David Doll is worried about what coyotes routinely gathering near his yard might do to one of his pets or worse, his 4-year-old daughter. But he says his options for dealing with the problem aren’t good.
“Do I live among them or decide to take action and protect my family? I don’t know what to do,” Doll said.
The Sandy Springs resident recently moved to the Jett Road area on a 3-acre lot with a large tract of land behind his fence. He says he routinely sees a multitude of coyotes gathering near his land.
Residents across the metro area have reported repeated sightings of coyotes in recent years. Sandy Springs residents have held public meetings to discuss what to do about the animals, and homeowners in Buckhead also have reported visits from coyotes.
Doll called 911 about the problem, and was told he could not legally discharge a firearm on his property at the animals. He called animal control and was told to call a professional trapper. He called the Department of Natural Resources and learned their resources were stretched so thin they couldn’t provide much assistance.
“If an animal makes it onto my property I don’t see why I can’t discharge a weapon,” he said.
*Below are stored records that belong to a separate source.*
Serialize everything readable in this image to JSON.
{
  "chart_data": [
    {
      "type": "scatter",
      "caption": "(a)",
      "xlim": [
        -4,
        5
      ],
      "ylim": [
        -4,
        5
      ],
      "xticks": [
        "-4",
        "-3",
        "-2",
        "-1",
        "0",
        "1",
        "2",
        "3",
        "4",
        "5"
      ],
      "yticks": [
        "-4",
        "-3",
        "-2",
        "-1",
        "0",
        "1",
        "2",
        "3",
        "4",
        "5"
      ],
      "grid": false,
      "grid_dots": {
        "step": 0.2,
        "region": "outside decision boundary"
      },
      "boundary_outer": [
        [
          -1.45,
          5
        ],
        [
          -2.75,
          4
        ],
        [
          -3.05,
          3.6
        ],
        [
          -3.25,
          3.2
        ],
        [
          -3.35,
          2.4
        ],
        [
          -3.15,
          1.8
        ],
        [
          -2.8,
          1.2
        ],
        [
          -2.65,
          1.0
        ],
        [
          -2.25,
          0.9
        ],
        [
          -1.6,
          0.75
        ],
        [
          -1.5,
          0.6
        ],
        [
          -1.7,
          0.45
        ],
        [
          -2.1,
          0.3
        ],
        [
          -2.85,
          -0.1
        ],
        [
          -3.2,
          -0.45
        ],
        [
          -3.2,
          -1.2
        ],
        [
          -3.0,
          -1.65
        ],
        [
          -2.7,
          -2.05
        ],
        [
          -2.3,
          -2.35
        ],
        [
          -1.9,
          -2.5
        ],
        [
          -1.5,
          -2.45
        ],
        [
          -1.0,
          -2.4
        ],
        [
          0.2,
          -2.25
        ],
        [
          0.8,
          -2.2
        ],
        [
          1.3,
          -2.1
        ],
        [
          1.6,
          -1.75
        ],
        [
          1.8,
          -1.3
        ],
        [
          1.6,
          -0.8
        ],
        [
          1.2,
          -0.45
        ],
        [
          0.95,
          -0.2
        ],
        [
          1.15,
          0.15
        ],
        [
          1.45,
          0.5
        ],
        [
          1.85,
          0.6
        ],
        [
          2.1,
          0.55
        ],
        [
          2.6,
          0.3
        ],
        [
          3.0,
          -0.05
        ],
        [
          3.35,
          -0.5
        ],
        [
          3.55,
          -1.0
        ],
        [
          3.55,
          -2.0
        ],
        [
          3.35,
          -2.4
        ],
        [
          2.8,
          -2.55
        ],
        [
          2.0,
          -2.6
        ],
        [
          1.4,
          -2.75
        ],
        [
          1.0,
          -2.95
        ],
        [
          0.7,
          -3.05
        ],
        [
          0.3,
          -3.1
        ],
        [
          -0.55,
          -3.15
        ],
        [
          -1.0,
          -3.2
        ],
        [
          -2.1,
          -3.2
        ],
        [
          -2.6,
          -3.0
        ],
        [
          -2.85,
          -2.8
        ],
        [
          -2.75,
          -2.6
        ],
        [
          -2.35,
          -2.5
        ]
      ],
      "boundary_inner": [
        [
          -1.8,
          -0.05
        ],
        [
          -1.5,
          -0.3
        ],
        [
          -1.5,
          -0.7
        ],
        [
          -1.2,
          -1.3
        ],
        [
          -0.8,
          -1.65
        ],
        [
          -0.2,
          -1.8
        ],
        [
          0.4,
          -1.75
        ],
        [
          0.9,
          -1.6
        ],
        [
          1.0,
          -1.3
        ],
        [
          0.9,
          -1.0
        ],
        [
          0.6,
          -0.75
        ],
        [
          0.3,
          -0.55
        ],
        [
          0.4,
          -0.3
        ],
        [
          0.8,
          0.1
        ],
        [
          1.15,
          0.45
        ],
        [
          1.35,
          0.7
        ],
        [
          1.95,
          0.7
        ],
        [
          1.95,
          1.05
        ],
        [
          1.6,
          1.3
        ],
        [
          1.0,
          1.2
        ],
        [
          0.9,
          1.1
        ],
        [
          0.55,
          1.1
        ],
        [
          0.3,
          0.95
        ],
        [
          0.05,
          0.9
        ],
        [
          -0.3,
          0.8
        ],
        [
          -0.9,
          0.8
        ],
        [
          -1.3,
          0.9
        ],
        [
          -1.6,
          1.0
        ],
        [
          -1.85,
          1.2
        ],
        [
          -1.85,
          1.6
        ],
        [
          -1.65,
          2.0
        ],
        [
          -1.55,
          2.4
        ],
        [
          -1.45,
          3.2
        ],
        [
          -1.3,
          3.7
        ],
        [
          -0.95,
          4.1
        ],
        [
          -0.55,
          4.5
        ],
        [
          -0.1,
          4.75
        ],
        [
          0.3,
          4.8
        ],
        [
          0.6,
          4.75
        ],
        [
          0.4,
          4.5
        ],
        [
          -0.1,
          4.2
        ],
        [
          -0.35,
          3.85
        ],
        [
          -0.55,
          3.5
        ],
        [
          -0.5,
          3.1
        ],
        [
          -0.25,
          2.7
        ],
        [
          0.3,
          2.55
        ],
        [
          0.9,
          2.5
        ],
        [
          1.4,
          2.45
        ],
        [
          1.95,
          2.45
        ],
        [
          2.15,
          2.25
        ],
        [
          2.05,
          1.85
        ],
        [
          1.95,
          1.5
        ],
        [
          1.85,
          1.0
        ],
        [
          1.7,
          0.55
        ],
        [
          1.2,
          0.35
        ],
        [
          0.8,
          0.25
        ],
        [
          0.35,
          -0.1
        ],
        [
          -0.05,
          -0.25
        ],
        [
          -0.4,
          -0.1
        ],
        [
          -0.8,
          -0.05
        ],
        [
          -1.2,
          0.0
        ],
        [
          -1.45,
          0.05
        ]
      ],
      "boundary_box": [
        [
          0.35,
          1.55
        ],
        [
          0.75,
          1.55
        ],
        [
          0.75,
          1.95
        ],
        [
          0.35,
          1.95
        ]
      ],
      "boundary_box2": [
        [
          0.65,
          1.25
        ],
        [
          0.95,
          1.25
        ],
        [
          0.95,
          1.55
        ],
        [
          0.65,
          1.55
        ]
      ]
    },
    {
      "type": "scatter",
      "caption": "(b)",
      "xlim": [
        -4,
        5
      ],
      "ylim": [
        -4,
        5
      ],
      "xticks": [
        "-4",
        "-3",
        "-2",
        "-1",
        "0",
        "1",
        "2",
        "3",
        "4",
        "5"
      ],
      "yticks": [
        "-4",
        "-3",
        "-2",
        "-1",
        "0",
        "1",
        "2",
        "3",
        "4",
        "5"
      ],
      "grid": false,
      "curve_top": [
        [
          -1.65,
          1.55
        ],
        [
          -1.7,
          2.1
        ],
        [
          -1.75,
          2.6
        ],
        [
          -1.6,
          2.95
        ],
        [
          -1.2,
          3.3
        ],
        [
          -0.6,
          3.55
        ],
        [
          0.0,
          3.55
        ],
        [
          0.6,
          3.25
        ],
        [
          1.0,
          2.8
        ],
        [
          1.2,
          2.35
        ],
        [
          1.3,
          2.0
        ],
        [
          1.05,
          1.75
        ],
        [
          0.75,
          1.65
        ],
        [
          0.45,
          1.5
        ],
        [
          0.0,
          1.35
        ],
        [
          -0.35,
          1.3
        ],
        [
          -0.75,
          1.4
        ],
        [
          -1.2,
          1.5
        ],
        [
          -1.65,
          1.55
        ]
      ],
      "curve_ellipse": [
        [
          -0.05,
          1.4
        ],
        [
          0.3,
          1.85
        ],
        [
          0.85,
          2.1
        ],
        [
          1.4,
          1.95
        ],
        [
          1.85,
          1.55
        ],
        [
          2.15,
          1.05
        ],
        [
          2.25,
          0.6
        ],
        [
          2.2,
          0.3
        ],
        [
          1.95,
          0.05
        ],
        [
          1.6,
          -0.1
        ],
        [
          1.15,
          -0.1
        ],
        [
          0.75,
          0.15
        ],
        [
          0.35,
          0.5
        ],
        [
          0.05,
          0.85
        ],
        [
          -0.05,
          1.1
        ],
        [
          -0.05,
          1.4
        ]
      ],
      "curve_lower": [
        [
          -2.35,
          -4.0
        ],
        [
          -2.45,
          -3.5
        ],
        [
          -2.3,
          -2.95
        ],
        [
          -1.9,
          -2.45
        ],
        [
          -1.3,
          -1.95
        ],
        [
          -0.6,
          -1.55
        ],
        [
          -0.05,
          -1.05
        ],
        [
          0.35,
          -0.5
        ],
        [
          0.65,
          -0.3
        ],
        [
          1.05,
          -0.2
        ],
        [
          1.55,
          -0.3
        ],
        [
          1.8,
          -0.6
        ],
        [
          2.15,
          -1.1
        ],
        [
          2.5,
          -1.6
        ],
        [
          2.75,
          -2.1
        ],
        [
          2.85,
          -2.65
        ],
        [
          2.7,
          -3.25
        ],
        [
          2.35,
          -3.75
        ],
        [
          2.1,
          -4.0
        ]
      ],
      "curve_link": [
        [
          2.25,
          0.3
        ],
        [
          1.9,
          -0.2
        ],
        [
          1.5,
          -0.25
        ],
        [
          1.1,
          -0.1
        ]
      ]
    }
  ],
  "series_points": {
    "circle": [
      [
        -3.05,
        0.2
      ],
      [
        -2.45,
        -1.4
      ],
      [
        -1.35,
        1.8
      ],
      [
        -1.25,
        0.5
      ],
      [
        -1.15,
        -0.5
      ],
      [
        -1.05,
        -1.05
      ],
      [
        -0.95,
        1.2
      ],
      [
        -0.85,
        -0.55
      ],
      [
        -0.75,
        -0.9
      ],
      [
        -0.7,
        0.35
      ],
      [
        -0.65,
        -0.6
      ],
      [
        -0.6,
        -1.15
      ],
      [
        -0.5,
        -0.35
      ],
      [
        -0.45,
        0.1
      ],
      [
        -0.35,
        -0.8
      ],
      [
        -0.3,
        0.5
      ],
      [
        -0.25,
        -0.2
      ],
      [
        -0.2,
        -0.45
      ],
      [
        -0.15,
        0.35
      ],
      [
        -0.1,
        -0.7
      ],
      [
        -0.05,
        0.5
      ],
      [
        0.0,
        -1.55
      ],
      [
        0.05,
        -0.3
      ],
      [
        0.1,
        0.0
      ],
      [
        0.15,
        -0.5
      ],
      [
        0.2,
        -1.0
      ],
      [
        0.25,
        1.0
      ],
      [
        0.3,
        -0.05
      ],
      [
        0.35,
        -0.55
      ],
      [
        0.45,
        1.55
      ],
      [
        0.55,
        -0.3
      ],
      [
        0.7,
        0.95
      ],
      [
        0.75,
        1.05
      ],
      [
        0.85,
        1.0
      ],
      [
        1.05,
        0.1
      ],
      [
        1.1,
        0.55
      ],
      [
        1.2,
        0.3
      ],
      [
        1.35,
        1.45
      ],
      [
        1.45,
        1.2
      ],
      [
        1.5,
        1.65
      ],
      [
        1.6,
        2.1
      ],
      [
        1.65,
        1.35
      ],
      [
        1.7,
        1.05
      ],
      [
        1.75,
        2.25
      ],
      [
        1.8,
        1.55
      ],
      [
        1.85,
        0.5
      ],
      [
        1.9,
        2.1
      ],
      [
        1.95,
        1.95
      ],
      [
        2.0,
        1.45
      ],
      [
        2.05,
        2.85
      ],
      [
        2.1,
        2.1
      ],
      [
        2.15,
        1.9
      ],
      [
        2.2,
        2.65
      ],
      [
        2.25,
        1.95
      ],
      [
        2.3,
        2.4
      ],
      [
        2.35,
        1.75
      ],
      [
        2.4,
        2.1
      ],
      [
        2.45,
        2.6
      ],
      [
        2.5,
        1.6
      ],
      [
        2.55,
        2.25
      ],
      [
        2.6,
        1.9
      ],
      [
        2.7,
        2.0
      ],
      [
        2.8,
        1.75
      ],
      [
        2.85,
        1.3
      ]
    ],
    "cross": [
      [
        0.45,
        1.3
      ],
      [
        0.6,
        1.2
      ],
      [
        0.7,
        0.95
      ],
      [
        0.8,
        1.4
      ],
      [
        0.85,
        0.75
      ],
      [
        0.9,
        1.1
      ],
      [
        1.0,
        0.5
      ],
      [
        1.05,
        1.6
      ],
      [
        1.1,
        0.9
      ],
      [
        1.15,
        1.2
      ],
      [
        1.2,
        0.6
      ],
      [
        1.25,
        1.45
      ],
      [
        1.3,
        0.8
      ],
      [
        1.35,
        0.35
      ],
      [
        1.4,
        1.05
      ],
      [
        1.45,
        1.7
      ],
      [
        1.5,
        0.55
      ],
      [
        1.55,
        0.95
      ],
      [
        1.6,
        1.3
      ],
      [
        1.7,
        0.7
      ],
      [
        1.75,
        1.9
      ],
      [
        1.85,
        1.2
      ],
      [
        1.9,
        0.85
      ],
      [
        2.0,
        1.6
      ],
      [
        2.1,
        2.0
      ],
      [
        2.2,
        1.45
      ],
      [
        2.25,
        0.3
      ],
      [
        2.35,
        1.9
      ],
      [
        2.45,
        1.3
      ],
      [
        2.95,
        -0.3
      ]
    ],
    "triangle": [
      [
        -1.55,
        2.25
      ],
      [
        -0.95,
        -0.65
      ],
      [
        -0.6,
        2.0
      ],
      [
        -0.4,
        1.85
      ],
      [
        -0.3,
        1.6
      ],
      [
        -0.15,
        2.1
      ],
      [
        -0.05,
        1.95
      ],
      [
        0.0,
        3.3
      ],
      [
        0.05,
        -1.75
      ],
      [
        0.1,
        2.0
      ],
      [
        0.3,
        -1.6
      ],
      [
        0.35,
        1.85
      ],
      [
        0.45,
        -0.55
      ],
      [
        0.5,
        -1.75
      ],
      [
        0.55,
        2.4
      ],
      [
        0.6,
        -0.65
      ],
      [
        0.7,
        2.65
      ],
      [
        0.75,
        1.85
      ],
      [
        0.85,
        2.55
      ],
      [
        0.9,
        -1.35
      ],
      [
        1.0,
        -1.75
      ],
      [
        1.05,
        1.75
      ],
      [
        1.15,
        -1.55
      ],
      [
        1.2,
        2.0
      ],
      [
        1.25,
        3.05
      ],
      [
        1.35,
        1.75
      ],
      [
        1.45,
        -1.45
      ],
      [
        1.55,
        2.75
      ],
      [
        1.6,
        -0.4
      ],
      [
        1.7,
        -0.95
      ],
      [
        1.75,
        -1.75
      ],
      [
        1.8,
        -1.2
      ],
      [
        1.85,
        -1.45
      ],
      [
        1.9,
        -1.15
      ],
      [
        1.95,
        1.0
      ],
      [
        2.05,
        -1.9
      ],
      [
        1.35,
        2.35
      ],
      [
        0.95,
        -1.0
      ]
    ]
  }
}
But killing the wild animals isn’t really what he wants. Doll said he called several trappers and learned they would charge $1,200 to come to his home and set humane rubber traps. However, the trappers are not permitted to set the animals back free in the wild once caught, due to the risk of rabies. Instead, they have to euthanize them.
Don McGowan, a biologist with the Georgia DNR, said that how a resident deals with coyotes depends on the situation. He said if sightings are infrequent, to leave the animals alone.
But if sightings are becoming frequent, homeowners should first take some measures to make sure they are not attracting them, such as not leaving pet food, dirty barbecue utensils and small pets outside.
McGowan said that coyotes are not a protected species, so homeowners can use weapons against them if local firearms ordinances allow it. Hiring a trapper is another option, and the DNR maintains a registry of licensed professionals.
“Coyotes are pretty intelligent,” McGowan said, advising that if a homeowner wants to hire a trapper to find an experienced one.
McGowan said the number of calls concerning coyotes has not increased during the last five to 10 years. “It was about 10 to 15 years ago that we started picking up sightings.”
The subject of coyotes also came up at the High Point Civic Association’s annual meeting on March 25. That group of Sandy Springs neighborhoods opted to have the animals trapped after sightings of coyotes as close as neighborhood mailboxes. Some six to eight were caught in the last two to four months.
Doll remains torn about what to do, with one option being to “learn to live with them. I’m lucky to have a fence, but lots of my neighbors have open lots,” he said, with children and pets often playing outside.
He said it’s the coyotes’ behavior that concerns him, not the fact that they are merely there. “They are aggressive in terms of sitting near my property,” he said, adding that the animals appear unfazed when his dogs bark at them. Doll said he’s learned that one of the reasons for this behavior is that it’s mating season and the males are likely feeling intimidated by other animals.
“None of us want to kill these animals,” Doll said. “But, how much of a threat do I want this to become?”